You are viewing a plain text version of this content. The canonical link for it is here.

Posted to users@kafka.apache.org by Yann Simon <ya...@gmail.com> on 2015/01/11 17:34:17 UTC

Using Kafka for Event Sourcing

Hi,

after having read
http://engineering.linkedin.com/distributed-systems/log-what-every-software-engineer-should-know-about-real-time-datas-unifying,
I am considering Kafka for an application build around CQRS and Event
Sourcing.

Disclaimer: I read the documentation but do not have any experience with
Kafka at this time.

In that constellation, the queried state is build by applying every events
from the beginning.
It is also important:
- that all events are ordered, at least per entity
- that all events are stored (no deletion) OR that events are compacted in
such a way that the final state stays the same

Questions:
- I read that Kafka can delete events based on time or on disk usage. Is it
possible to completely deactivate events deletion? (without using log
compaction, this is my next questions)

Kafka can also compact log (
https://cwiki.apache.org/confluence/display/KAFKA/Log+Compaction and
http://kafka.apache.org/documentation.html#compaction).
- How can we structure all events to that the final state stays the same?

For example, if I have the following events:
- create user 456
- for user 456, set email "email1@dns"
- for user 456, set email "email2@dns"

The log compaction should keep the user creation and the last email setting.
Should I set events like that:
- id "user-456-creation": create user 456
- id "user-456-email-set": for user 456, set email "email1@dns"
- id "user-456-email-set": for user 456, set email "email2@dns"

- Can we provide a custom log compaction logic?

If somebody is using Kafka for this purpose, I'd be glad to hear some
return of experience.

Cheers,
Yann

Re: Using Kafka for Event Sourcing

Posted by Yann Simon <ya...@gmail.com>.

up, as I am not sure you receive this email.
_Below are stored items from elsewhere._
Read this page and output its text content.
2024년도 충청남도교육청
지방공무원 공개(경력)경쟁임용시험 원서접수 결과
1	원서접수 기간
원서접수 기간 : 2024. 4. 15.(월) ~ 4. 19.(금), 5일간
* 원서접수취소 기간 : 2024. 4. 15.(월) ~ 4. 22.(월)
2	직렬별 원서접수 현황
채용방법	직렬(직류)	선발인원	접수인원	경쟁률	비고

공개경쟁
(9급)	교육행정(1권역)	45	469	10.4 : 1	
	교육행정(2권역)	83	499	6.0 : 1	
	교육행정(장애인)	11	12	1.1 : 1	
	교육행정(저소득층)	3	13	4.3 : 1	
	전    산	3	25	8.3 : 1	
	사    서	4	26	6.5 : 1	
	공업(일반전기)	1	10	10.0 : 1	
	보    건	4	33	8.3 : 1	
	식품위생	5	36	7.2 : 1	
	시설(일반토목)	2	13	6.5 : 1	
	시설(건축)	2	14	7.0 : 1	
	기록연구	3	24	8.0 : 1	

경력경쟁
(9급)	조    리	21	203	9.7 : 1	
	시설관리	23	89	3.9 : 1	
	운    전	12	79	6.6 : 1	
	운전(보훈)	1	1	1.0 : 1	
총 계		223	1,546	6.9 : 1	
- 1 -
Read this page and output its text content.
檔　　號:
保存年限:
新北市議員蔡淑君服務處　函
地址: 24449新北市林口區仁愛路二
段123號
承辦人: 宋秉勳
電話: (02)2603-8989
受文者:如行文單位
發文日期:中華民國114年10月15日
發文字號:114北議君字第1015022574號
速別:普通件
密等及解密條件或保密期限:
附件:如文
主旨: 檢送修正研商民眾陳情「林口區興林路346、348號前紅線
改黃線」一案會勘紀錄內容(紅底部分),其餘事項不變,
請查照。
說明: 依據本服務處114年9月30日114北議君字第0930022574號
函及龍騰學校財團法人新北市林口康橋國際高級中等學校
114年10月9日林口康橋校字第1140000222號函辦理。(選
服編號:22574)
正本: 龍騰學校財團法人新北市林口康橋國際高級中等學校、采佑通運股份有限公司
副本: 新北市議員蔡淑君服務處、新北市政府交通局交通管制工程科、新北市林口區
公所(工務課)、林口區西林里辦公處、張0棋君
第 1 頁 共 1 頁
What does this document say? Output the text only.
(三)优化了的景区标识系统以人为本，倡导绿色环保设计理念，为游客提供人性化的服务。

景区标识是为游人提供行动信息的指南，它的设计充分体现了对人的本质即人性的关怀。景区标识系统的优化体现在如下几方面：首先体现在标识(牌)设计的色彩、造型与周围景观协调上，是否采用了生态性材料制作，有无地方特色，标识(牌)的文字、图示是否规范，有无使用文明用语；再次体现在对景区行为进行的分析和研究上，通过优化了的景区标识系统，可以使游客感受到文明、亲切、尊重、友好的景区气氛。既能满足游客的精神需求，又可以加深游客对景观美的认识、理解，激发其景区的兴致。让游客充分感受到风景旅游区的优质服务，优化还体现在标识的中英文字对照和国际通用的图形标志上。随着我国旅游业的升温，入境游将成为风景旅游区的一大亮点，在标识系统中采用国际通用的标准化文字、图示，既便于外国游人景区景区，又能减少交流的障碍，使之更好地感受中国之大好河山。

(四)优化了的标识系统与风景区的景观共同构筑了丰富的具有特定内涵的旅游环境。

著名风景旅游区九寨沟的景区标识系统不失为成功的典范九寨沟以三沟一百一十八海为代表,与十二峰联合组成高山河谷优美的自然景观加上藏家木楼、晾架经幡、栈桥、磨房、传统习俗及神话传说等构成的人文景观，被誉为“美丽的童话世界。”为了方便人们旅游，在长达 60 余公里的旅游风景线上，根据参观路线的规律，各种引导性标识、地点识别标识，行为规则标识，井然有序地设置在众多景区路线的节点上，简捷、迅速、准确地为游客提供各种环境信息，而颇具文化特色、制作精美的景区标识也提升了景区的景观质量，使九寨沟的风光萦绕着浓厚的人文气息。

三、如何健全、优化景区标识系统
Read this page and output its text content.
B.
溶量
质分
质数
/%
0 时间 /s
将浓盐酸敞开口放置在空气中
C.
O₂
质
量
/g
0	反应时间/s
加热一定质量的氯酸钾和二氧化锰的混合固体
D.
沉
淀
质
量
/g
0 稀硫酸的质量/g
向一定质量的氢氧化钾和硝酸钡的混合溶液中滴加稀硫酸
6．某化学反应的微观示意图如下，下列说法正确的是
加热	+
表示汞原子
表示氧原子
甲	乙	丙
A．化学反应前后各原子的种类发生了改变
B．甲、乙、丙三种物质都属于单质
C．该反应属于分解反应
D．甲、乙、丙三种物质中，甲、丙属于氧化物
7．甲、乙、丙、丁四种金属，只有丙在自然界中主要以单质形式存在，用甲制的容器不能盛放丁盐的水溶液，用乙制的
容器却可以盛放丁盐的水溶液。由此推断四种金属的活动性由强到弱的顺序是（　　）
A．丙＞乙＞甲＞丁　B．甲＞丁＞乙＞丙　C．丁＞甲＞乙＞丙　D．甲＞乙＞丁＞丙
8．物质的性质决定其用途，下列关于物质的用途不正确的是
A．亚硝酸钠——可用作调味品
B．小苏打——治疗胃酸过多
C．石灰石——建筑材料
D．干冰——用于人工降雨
Le Sun Jan 11 2015 at 5:34:17 PM, Yann Simon <ya...@gmail.com> a
écrit :

> Hi,
>
> after having read
> http://engineering.linkedin.com/distributed-systems/log-what-every-software-engineer-should-know-about-real-time-datas-unifying,
> I am considering Kafka for an application build around CQRS and Event
> Sourcing.
>
> Disclaimer: I read the documentation but do not have any experience with
> Kafka at this time.
>
> In that constellation, the queried state is build by applying every events
> from the beginning.
> It is also important:
> - that all events are ordered, at least per entity
> - that all events are stored (no deletion) OR that events are compacted in
> such a way that the final state stays the same
>
> Questions:
> - I read that Kafka can delete events based on time or on disk usage. Is
> it possible to completely deactivate events deletion? (without using log
> compaction, this is my next questions)
>
> Kafka can also compact log (
> https://cwiki.apache.org/confluence/display/KAFKA/Log+Compaction and
> http://kafka.apache.org/documentation.html#compaction).
> - How can we structure all events to that the final state stays the same?
>
> For example, if I have the following events:
> - create user 456
> - for user 456, set email "email1@dns"
> - for user 456, set email "email2@dns"
>
> The log compaction should keep the user creation and the last email
> setting.
> Should I set events like that:
> - id "user-456-creation": create user 456
> - id "user-456-email-set": for user 456, set email "email1@dns"
> - id "user-456-email-set": for user 456, set email "email2@dns"
>
> - Can we provide a custom log compaction logic?
>
> If somebody is using Kafka for this purpose, I'd be glad to hear some
> return of experience.
>
> Cheers,
> Yann
>
>

Re: Using Kafka for Event Sourcing

Posted by Jay Kreps <ja...@confluent.io>.

Hey Yann,

Yes, you can just make the retention infinite which will disable any
deletion.

What you describe with compaction might work, but wasn't exactly the
intention.

This type of event logging can work two ways: you can log the "command" or
you can log the result of the command. In databases this is sometimes
referred to as logical and physical logging.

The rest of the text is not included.